このヒトの移動は、砂漠の緑地化と入植、内陸部の原生密林の開墾・入植などによって、その地域に古くからあった風土病に感染する危険性を高めています。
ブラジルの熱帯雨林に住むネズミのウイルスであるグアロアウイルスがヒトに感染した例もあります。
首都ブラジリアからアマゾンの河口のベレンにつながるトランスブラジルハイウェーの建設労働者がかかりました。
このように、いままで出現したことのないエマージング・ウイルスの反乱が目につきます。
エイズやエボラ出血熱以上に、もっとどうもうなウイルスが人類の前に出現しない保証はありません。
 都市化は郊外化をともないます。
1950年代朝鮮戦争の最中、米軍を中心とした国連軍の約2000人が感染し数百人が死亡した、朝鮮出血熱(腎症候性出血熱)は野ネズミが媒介します。
ネズミが多い農地や荒野に兵士が入ったことで患者が増えました。
近年、ネズミの縄張りであった地域に新しく住宅が建てられたことで、患者を増やしたのです。
ダニが媒介するライム病も同じです。
ダニがつくシカの住む森林に人間たちが入りこむことで、多くのヒトが感染し、死亡しました。
 これらは氷山の一角で、未知の地域への現代人の侵入は、いままで遭遇したことのない新しい感染症に遭遇することになります。
そのうえ、一昼夜にして地球を一周できるような交通網の発達があり、これらがともなって病気の世界的な伝播に拍車をかけたと思われます。
とくにエイズは、その伝播が生物の根幹である性行為や、本来ヒトを助けるべき医療現場での輸血や非加熱濃縮血液製剤の投与という形で、世界的な感染拡大がなされました。

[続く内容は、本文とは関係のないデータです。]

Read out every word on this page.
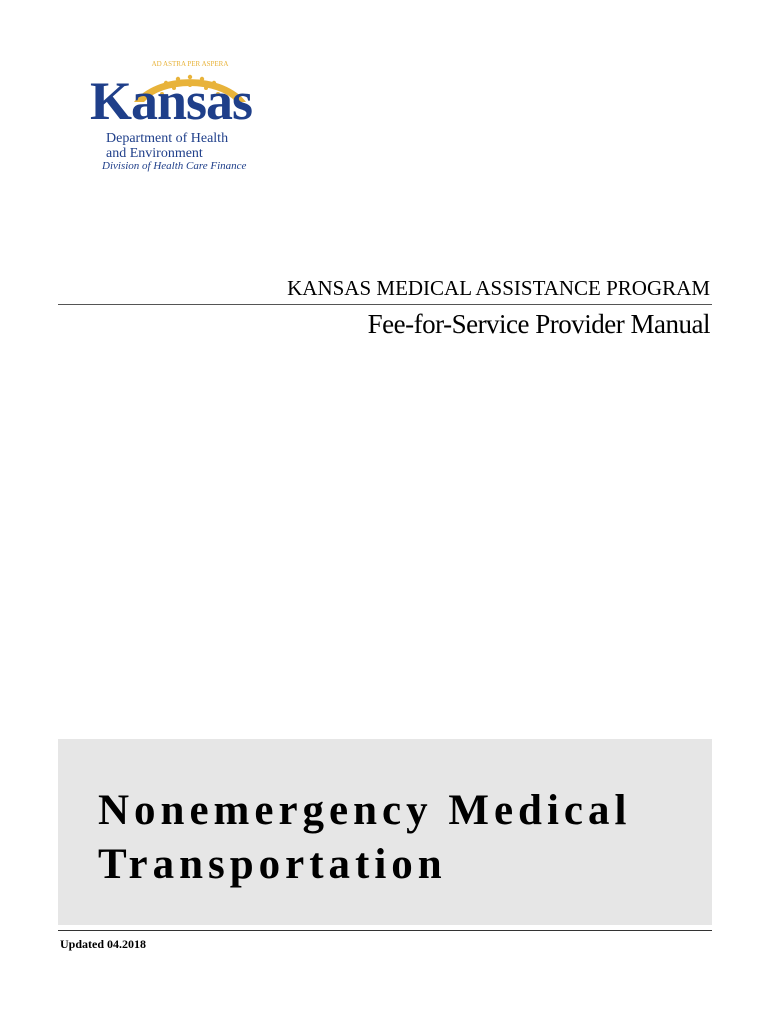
AD ASTRA PER ASPERA
Kansas
Department of Health
and Environment
Division of Health Care Finance
KANSAS MEDICAL ASSISTANCE PROGRAM
Fee-for-Service Provider Manual
Nonemergency Medical
Transportation
Updated 04.2018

これらの新興感染症は、単なる病気としての対象にとどまらず、全人類的な環境問題の一環あるいは人類文明論的な立場から対処すべきでしょう。
(『現代の感染症』相川正道、永倉貢一 岩波新書 1997年)

ドキュランドへようこそ「“看護師”誕生 ナイチンゲールからのメッセージ 前編
クリミア戦争(1853年~1856年)の時代、公衆衛生学・看護学などの知識はほとんどありませんでした。

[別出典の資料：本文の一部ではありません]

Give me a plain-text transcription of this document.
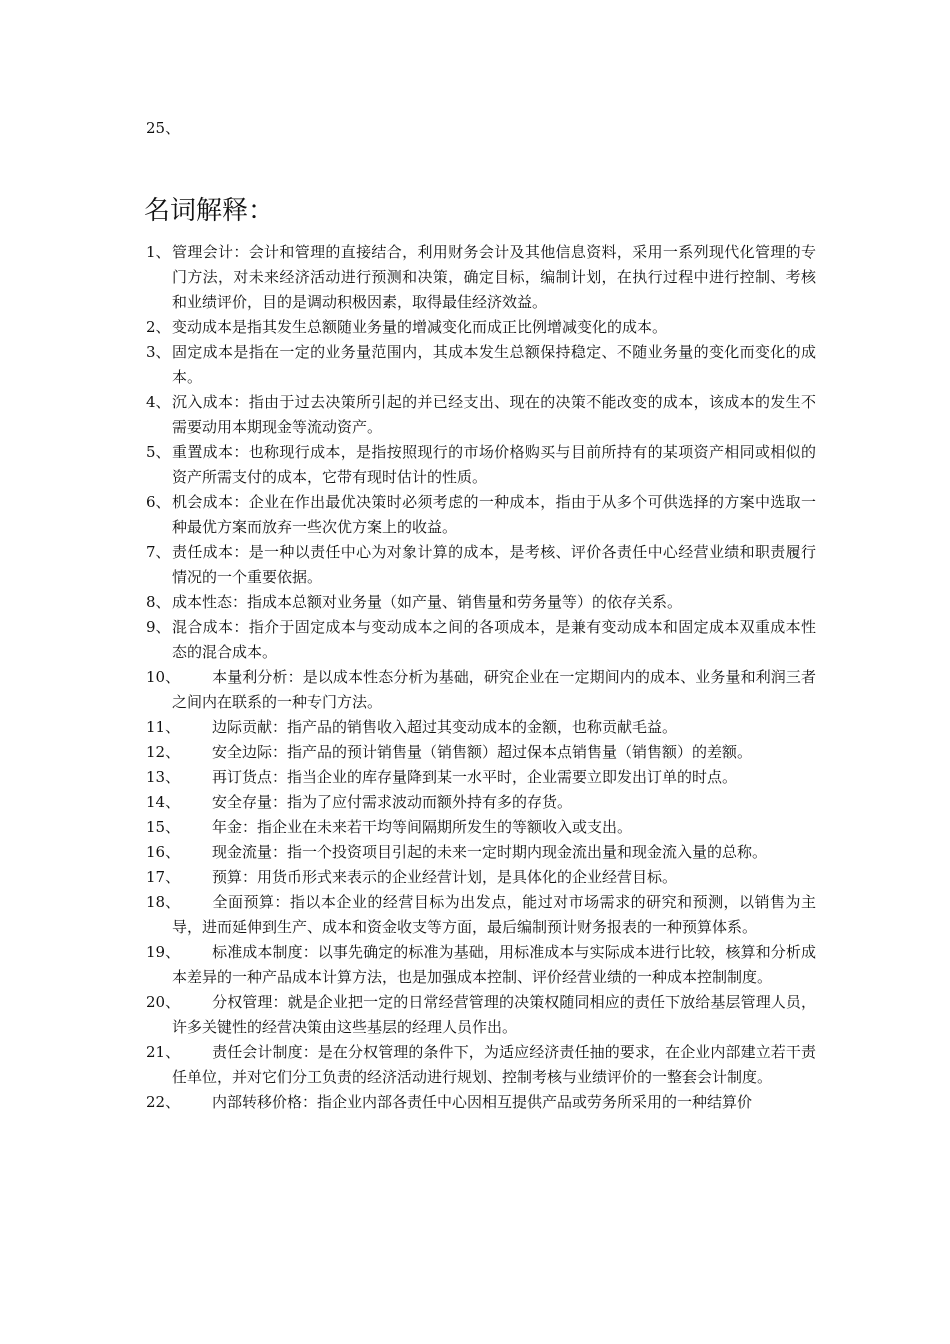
25、
名词解释：
1、 管理会计：会计和管理的直接结合，利用财务会计及其他信息资料，采用一系列现代化管理的专门方法，对未来经济活动进行预测和决策，确定目标，编制计划，在执行过程中进行控制、考核和业绩评价，目的是调动积极因素，取得最佳经济效益。
2、 变动成本是指其发生总额随业务量的增减变化而成正比例增减变化的成本。
3、 固定成本是指在一定的业务量范围内，其成本发生总额保持稳定、不随业务量的变化而变化的成本。
4、 沉入成本：指由于过去决策所引起的并已经支出、现在的决策不能改变的成本，该成本的发生不需要动用本期现金等流动资产。
5、 重置成本：也称现行成本，是指按照现行的市场价格购买与目前所持有的某项资产相同或相似的资产所需支付的成本，它带有现时估计的性质。
6、 机会成本：企业在作出最优决策时必须考虑的一种成本，指由于从多个可供选择的方案中选取一种最优方案而放弃一些次优方案上的收益。
7、 责任成本：是一种以责任中心为对象计算的成本，是考核、评价各责任中心经营业绩和职责履行情况的一个重要依据。
8、 成本性态：指成本总额对业务量（如产量、销售量和劳务量等）的依存关系。
9、 混合成本：指介于固定成本与变动成本之间的各项成本，是兼有变动成本和固定成本双重成本性态的混合成本。
10、	本量利分析：是以成本性态分析为基础，研究企业在一定期间内的成本、业务量和利润三者之间内在联系的一种专门方法。
11、	边际贡献：指产品的销售收入超过其变动成本的金额，也称贡献毛益。
12、	安全边际：指产品的预计销售量（销售额）超过保本点销售量（销售额）的差额。
13、	再订货点：指当企业的库存量降到某一水平时，企业需要立即发出订单的时点。
14、	安全存量：指为了应付需求波动而额外持有多的存货。
15、	年金：指企业在未来若干均等间隔期所发生的等额收入或支出。
16、	现金流量：指一个投资项目引起的未来一定时期内现金流出量和现金流入量的总称。
17、	预算：用货币形式来表示的企业经营计划，是具体化的企业经营目标。
18、	全面预算：指以本企业的经营目标为出发点，能过对市场需求的研究和预测，以销售为主导，进而延伸到生产、成本和资金收支等方面，最后编制预计财务报表的一种预算体系。
19、	标准成本制度：以事先确定的标准为基础，用标准成本与实际成本进行比较，核算和分析成本差异的一种产品成本计算方法，也是加强成本控制、评价经营业绩的一种成本控制制度。
20、	分权管理：就是企业把一定的日常经营管理的决策权随同相应的责任下放给基层管理人员，许多关键性的经营决策由这些基层的经理人员作出。
21、	责任会计制度：是在分权管理的条件下，为适应经济责任抽的要求，在企业内部建立若干责任单位，并对它们分工负责的经济活动进行规划、控制考核与业绩评价的一整套会计制度。
22、	内部转移价格：指企业内部各责任中心因相互提供产品或劳务所采用的一种结算价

ある統計によると戦死者10人のうち9人は、チフスで亡くなったといわれています。
そのなかでナイチンゲールがどのような活動をしたかを紹介しています。
後編は今夜11時からEテレで放送されます。
 今朝の父の一枚です(^^)/
この酷暑の中、今年9月に91歳になる父が歩いていますp(^^)q

ナツメ クロウメモドキ科

 春、葉が開くのが遅く、夏に芽が開くので夏芽となりました。
ナツメは中国~西アジア原産で、古くから栽培されている植物です。
花は黄緑の小さな花で地味ですが、赤茶に熟した実は甘く、リンゴのような歯ごたえです。
干してお菓子や料理、漢方薬に利用されます。
 ヤシの仲間にナツメヤシというナツメに似た実をつける木があります。
ナツメヤシは世界で最も古くから栽培されている植物といわれ、なんと古代エジプト、メソポタミアですでに重要な食料として栽培されていたようです。
ナツメヤシはデーツと呼ばれ、ナツメは「デーツに似た」「中国のデーツ」という英語名です。
和名はナツメが最初に入ったせいか、ナツメヤシという名になり、出遅れた形になっています。
ちなみにデーツは、お好み焼きソースにも入っています。